Feb 11, 2011 --- Laying it all out on the table, PLANSPONSOR and PLANADVISER’s Editor-in-Chief, Nevin E. Adams, opened the first Virtual PLANADVISER National Conference (VPANC) by outlining the top 10 trends most likely to impact the retirement industry this year.   ---

The first trend to watch for in 2011 was dubbed “’Share Alikes?” referring to the expected proliferation of revenue-sharing lawsuits.  Adams said it’s not only large plans that need to worry about this anymore. The first wave of lawsuits came about in 2006, and so far, most plaintiffs have not been successful.  However, as more law firms are becoming “experts” in the Employee Retirement Income Security Act (ERISA), Adams predicted we can expect to see more lawsuits this year.

The biggest concern for plan sponsors, however, may not be fee-related litigation.
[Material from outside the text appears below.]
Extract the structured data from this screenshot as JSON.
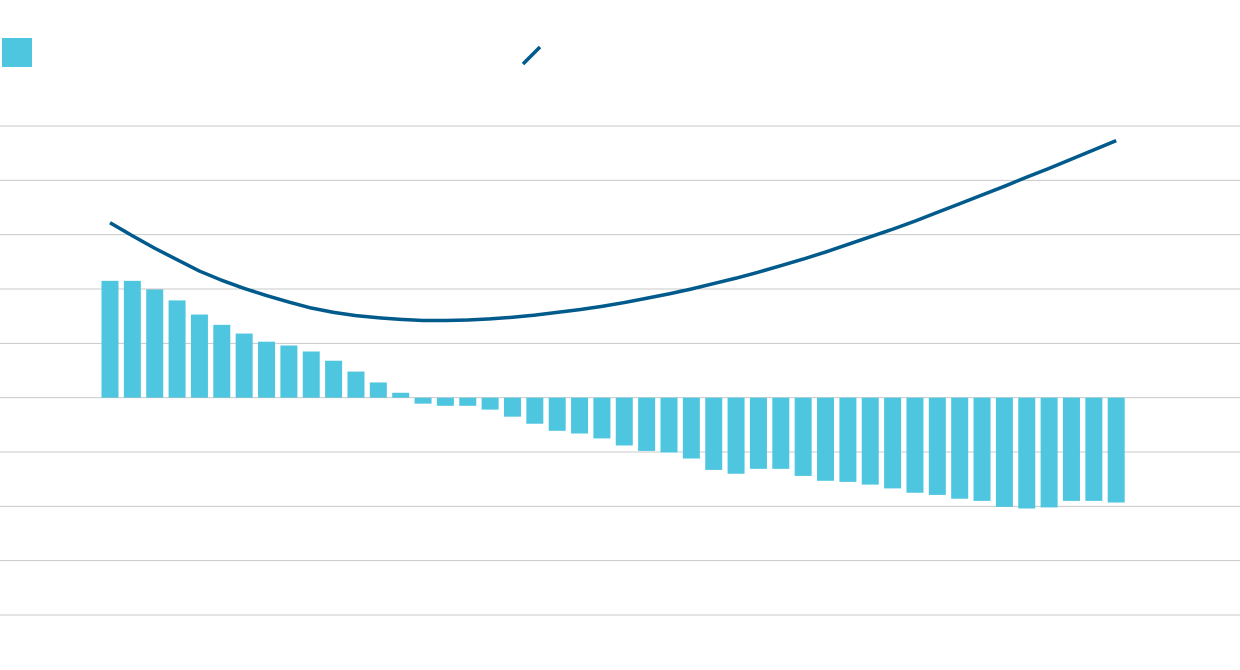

Rather, lawsuits about employer stock and stock-drop cases will be more troubling, Adams said.

The second topic under the microscope was taxes, and the question was posed: “What if your taxes won’t be lower in the future?” Adams said there has been a long standing presumption that deferring taxes on retirement savings is the smart move, so you pay taxes at a lower level when you’re ready for the distribution; it is supposed to be a win/win situation. But what if taxes are higher in the future? In a “virtual” show of hands, Nevin questioned those listening to the webcast who thinks taxes will go down in the future. This is not likely–younger workers might be at the lowest tax rates of their lives today, Adams suggested. Yet the number of plans offering a Roth solution has been sluggish–18.8% of plans offered Roth in 2009, with a median usage rate of 5%.  The “accepted” understanding of the role tax savings may have to be reevaluated this year.
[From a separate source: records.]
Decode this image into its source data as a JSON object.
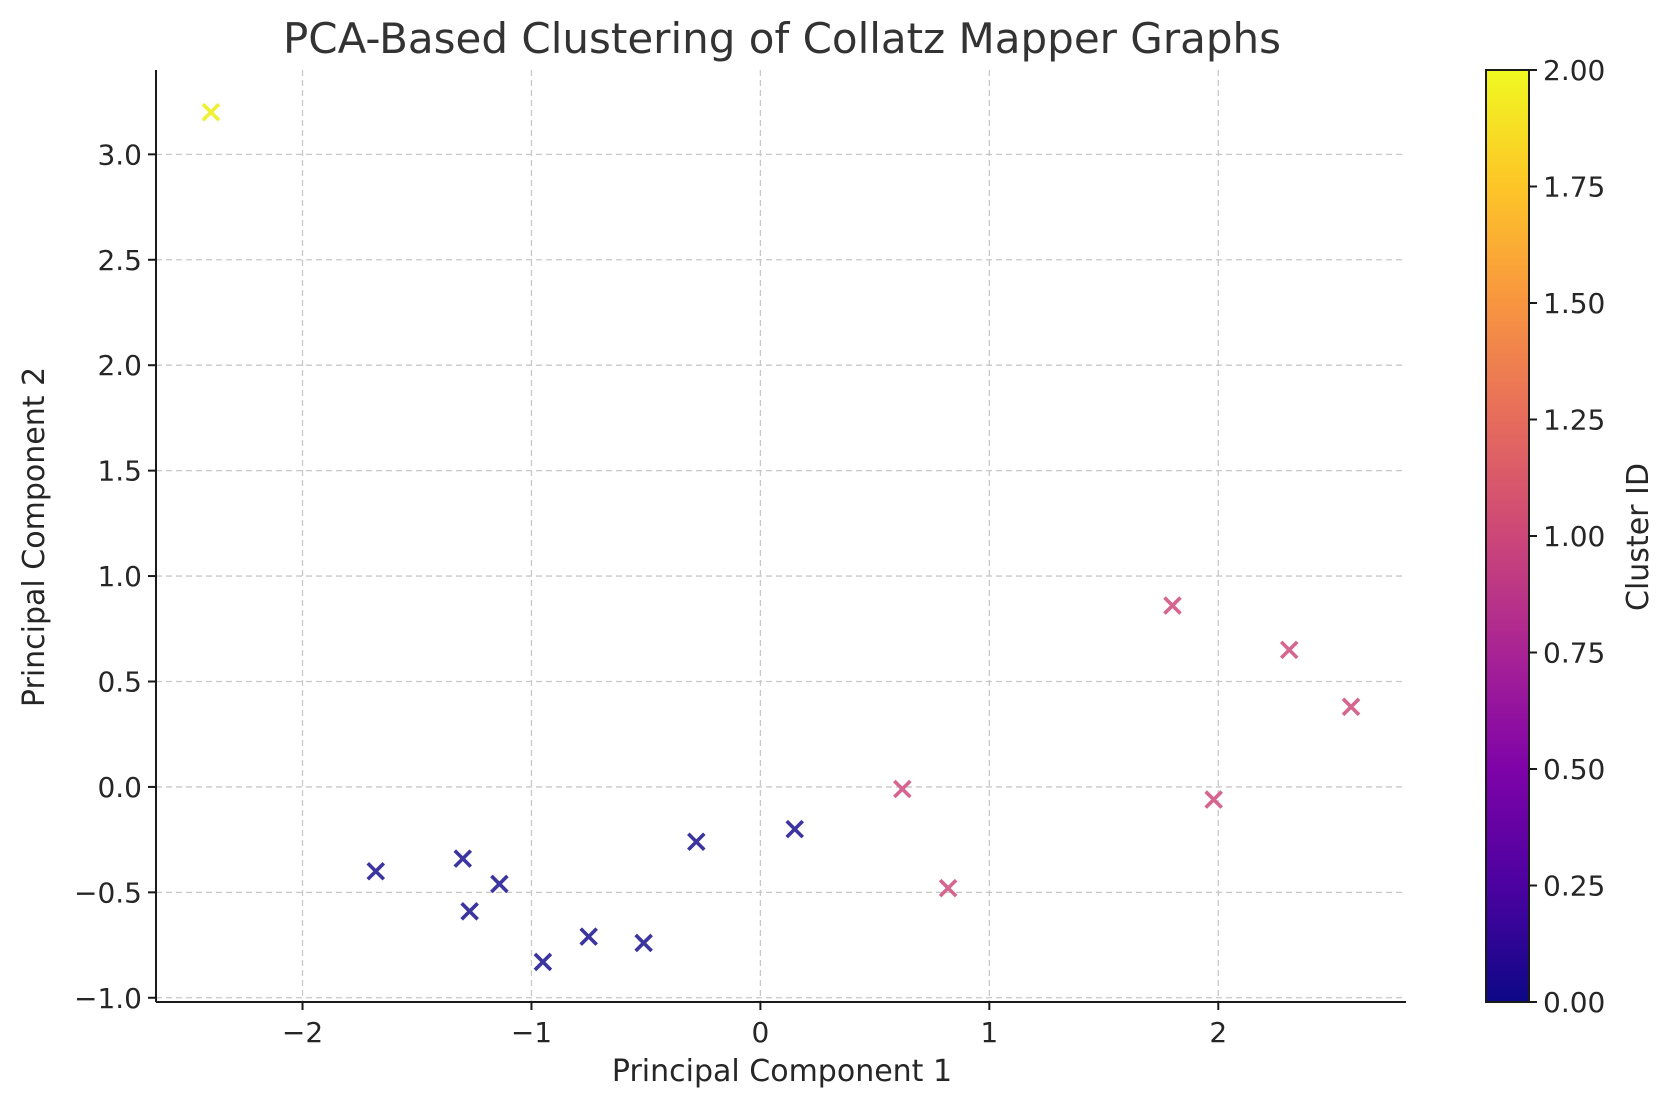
{
  "chart_data": {
    "type": "scatter",
    "title": "PCA-Based Clustering of Collatz Mapper Graphs",
    "xlabel": "Principal Component 1",
    "ylabel": "Principal Component 2",
    "xlim": [
      -2.64,
      2.82
    ],
    "ylim": [
      -1.02,
      3.4
    ],
    "xticks": [
      -2,
      -1,
      0,
      1,
      2
    ],
    "xtick_labels": [
      "−2",
      "−1",
      "0",
      "1",
      "2"
    ],
    "yticks": [
      -1.0,
      -0.5,
      0.0,
      0.5,
      1.0,
      1.5,
      2.0,
      2.5,
      3.0
    ],
    "ytick_labels": [
      "−1.0",
      "−0.5",
      "0.0",
      "0.5",
      "1.0",
      "1.5",
      "2.0",
      "2.5",
      "3.0"
    ],
    "grid": true,
    "marker": "x",
    "colormap": "plasma",
    "colorbar": {
      "label": "Cluster ID",
      "range": [
        0,
        2
      ],
      "ticks": [
        0,
        0.25,
        0.5,
        0.75,
        1.0,
        1.25,
        1.5,
        1.75,
        2.0
      ],
      "tick_labels": [
        "0.00",
        "0.25",
        "0.50",
        "0.75",
        "1.00",
        "1.25",
        "1.50",
        "1.75",
        "2.00"
      ]
    },
    "cluster_colors": {
      "0": "#3c35a0",
      "1": "#d5668f",
      "2": "#f0f035"
    },
    "points": [
      {
        "x": -2.4,
        "y": 3.2,
        "cluster": 2
      },
      {
        "x": -1.68,
        "y": -0.4,
        "cluster": 0
      },
      {
        "x": -1.3,
        "y": -0.34,
        "cluster": 0
      },
      {
        "x": -1.27,
        "y": -0.59,
        "cluster": 0
      },
      {
        "x": -1.14,
        "y": -0.46,
        "cluster": 0
      },
      {
        "x": -0.95,
        "y": -0.83,
        "cluster": 0
      },
      {
        "x": -0.75,
        "y": -0.71,
        "cluster": 0
      },
      {
        "x": -0.51,
        "y": -0.74,
        "cluster": 0
      },
      {
        "x": -0.28,
        "y": -0.26,
        "cluster": 0
      },
      {
        "x": 0.15,
        "y": -0.2,
        "cluster": 0
      },
      {
        "x": 0.62,
        "y": -0.01,
        "cluster": 1
      },
      {
        "x": 0.82,
        "y": -0.48,
        "cluster": 1
      },
      {
        "x": 1.8,
        "y": 0.86,
        "cluster": 1
      },
      {
        "x": 1.98,
        "y": -0.06,
        "cluster": 1
      },
      {
        "x": 2.31,
        "y": 0.65,
        "cluster": 1
      },
      {
        "x": 2.58,
        "y": 0.38,
        "cluster": 1
      }
    ]
  }
}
The avalanche of disclosures was the third trend Adams discussed.  He expects it will indeed feel like information will be “dumped” on plan sponsors, and in the beginning, it will lead to more questions than answers. Some of the disclosures sponsors will have to sort through are the 5500 Schedule C, 401(k) fair disclosure, and the Pension Security Act, the pending 408(b)(2) regulations, and then, they’ll have to figure out what participant disclosures they’ll have to provide.  As Adams said, “disclosure is not (necessarily) clarity, and more disclosure is not (necessartly) more clarity. However, it beats the alternative.”